– «Старуха Баубо – особняком»[129], – продекламировал Сеттембрини, увидев ее, и добавил следующий стих в рифму, выговаривая слова особенно четко и пластично. Она услышала, назвала его «заморским петухом» и предложила оставить при себе его «штучки», причем, пользуясь свободой, принятой на маскарадах, назвала на «ты»: этот способ обращения друг к другу установился среди пациентов еще за ужином. Итальянец собрался было ответить, но шум и хохот, донесшийся из вестибюля, помешали ему и привлекли всеобщее внимание.
Окруженные больными, высыпавшими из гостиных, показались две странные фигуры, как видно, только сейчас закончившие переодевание. Одна была одета диаконисой, но ее черный балахон был обшит сверху донизу поперечными белыми полосками. Короткие были расположены очень близко друг от друга, длинные – на большом расстоянии, так что все это напоминало деления на градуснике. Она держала указательный палец левой руки у бледных губ, а правой несла температурную табличку. Вторая маска была вся синяя, насиненные губы и брови, даже лицо и шея были разрисованы синим, на голове сидела сдвинутая на одно ухо синяя вязаная шапка, а сверху, наподобие халата или плаща, был наброшен кусок синего глянцевитого полотна, причем фигура казалась пузатой, так как на животе халат был чем-то набит. Присутствующие узнали фрау Ильтис и господина Альбина. На обоих висели кусочки картона с надписями: «Немая сестра» и «Синий Генрих». Раскачиваясь, эта парочка обошла столовую.
Какой они имели успех! Кругом стояло жужжанье голосов и слышались одобрительные возгласы. Фрау Штер, сунув щетку под мышку и упершись руками в колени, заливалась бесцеремонным тупым смехом и нахохоталась всласть под тем предлогом, что она исполняет роль уборщицы. Лишь Сеттембрини оставался серьезным и замкнутым. Он еще решительнее поджал губы, над которыми так красиво загибались усы, после того как бросил беглый взгляд на эту пару, встреченную столь бурным восторгом.
В числе тех, кто снова вышел из гостиных и присоединился к свите «Синего» и «Немой», была и Клавдия Шоша.
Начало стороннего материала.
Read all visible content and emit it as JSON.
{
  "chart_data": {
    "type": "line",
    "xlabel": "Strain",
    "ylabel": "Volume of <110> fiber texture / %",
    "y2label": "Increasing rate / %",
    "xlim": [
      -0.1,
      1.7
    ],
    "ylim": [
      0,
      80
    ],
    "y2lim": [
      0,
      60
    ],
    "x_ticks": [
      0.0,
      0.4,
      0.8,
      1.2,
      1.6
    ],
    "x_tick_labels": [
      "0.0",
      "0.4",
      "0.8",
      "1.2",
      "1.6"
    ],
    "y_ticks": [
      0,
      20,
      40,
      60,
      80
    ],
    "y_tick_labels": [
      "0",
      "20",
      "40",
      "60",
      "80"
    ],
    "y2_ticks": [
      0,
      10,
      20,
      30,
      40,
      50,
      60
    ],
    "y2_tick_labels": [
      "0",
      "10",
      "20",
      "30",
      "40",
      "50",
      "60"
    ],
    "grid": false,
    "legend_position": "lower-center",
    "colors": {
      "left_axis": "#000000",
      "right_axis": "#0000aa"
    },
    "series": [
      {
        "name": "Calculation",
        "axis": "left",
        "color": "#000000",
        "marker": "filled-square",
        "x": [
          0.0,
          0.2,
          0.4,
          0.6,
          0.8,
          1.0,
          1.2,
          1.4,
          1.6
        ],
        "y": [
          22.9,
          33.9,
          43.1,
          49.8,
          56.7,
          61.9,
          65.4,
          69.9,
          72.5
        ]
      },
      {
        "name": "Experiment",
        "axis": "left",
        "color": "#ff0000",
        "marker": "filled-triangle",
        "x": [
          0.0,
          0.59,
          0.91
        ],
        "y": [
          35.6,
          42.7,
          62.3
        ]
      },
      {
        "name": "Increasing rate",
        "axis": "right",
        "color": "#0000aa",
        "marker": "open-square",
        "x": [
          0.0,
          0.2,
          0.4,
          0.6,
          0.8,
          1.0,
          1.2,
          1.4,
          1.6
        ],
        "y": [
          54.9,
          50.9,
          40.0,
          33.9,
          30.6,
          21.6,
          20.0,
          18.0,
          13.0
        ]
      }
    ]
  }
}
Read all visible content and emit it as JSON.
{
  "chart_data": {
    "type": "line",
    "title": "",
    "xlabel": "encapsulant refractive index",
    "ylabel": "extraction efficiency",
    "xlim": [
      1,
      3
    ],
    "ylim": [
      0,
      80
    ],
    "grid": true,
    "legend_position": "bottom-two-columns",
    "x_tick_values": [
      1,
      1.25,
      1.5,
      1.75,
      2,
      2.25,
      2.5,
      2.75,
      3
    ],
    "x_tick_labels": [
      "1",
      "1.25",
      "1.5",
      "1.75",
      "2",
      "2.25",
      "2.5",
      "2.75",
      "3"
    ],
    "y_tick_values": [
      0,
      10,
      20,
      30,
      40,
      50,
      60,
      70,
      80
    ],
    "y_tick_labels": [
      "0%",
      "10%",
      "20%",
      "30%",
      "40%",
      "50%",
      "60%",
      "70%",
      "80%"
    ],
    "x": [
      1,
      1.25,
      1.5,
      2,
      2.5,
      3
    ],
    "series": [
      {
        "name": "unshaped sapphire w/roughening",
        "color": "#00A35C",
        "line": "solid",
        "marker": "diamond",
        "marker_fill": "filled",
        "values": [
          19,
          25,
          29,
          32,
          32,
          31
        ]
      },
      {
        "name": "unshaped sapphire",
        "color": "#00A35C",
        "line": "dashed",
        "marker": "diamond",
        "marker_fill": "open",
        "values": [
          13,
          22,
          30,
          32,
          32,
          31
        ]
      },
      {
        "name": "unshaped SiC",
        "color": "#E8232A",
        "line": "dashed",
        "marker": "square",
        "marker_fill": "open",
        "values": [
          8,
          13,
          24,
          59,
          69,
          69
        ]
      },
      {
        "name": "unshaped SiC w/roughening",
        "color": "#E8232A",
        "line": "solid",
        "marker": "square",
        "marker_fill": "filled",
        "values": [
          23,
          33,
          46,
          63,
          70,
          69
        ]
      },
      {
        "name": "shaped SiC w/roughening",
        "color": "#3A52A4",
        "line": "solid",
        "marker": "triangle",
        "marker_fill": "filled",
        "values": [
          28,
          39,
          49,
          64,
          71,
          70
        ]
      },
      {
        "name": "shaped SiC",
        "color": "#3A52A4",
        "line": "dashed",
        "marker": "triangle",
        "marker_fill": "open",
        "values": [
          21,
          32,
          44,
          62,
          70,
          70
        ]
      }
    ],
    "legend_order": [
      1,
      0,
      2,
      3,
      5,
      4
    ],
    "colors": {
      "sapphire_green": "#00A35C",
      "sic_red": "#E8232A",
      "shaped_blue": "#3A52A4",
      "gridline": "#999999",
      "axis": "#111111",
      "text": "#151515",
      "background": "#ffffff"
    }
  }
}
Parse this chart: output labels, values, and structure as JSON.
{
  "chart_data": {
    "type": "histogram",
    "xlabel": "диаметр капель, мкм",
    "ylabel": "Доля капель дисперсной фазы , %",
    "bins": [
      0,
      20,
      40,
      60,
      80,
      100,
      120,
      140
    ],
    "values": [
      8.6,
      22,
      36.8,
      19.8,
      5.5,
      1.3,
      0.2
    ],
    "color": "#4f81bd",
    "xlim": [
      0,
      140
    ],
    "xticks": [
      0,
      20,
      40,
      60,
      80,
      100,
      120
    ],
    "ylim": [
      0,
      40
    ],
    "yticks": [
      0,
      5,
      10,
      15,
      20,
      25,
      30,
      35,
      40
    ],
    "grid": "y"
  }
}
Вместе с курчавой Тамарой и еще одним соседом, чья грудь казалась особенно впалой, некиим Булыгиным, облаченным в парадный костюм, прошла она мимо стола Ганса Касторпа и потом наискосок, к столу юного Гэнзера и Клеефельд; там она остановилась, заложив руки за спину, смеясь узкими глазами и болтая, а ее спутники последовали за аллегорическими призраками и вместе с ними вышли из зала. Мадам Шоша тоже нацепила карнавальный колпак, – он даже не был куплен у портье, а просто сложили лист белой бумаги, как делают треуголки для детей; колпак сидел набекрень и чрезвычайно шел ей. Темное, золотисто-коричневое шелковое платье не закрывало ног, юбка была с легкими буфами. О руках мы больше говорить не будем. Они были обнажены до самых плеч.
– Внимательно гляди[130], – услышал словно издалека голос Сеттембрини Ганс Касторп, провожавший ее глазами, когда она устремилась к застекленной двери, чтобы выйти из столовой. – Она – Лилит.[131]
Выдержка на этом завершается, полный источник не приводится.